In traditional schools, retention of material is measured primarily with regular standardised testing and grading. This method of assessment is given after-the-fact as a seal on what the student has (or hasn’t) learned. It is known as summative assessment as it purports to show the sum of a child’s learning. The structure of traditional classrooms further limits assessment. Teachers have students, all of the same age, for only one year, limiting their time horizon. And typically the teacher is the only source of feedback.
Montessori classrooms avoid these limitations. Assessment is mainly formative, meant to guide the child during learning. It occurs in the context of a longer time horizon. And it enables the child to learn from her peers or directly from the world. Activities are open-ended, encouraging exploration and creative thinking, and as such do not lend themselves to grading.

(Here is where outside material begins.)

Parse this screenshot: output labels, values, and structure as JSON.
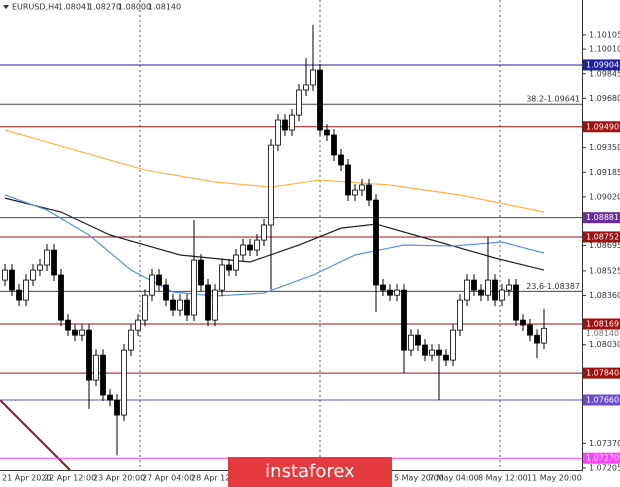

In a Montessori classroom feedback is given partially by the teacher, but mostly through the child’s direct experience with materials and peers. Most materials have a control of error that allows the child to know whether they have used the material accurately without waiting for a teacher. Younger children can also receive help from older children who have been in the classroom longer.
The multi-age classroom promotes familiarity and trust among a community of learners that includes children and adults. Returning students have an institutional memory of classroom procedures and rituals, and their daily management of many aspects of the classroom frees adults to teach individually and to carefully observe each child’s progress. Such personalised assessment provides more nuanced information than most forms of testing can reveal.
Primary children take ownership of their own progress through their daily work journal, weekly individual conferences with their teacher, by requesting specific lessons as the need arises, and by maintaining portfolios of work completed. These materials, and detailed daily observations of each child by the teacher, form the basis of reporting to parents.
Not only is comparative reporting often misleading for parents, and a cause of unwarranted anxiety, it is discouraging for students who score “poorly”, detrimental to both their self-esteem and their willingness to persist, as well as potentially negative for those who do “well’ by encouraging the valuing of high scores over the inherent satisfaction of learning.
Students in the Adolescent Community use the national curriculum (although it is delivered in a different way than you would find in a mainstream school) and they can undertake Queensland Certificate of Education (QCE) subjects and are graded accordingly. But a number of other paths to university have also been created.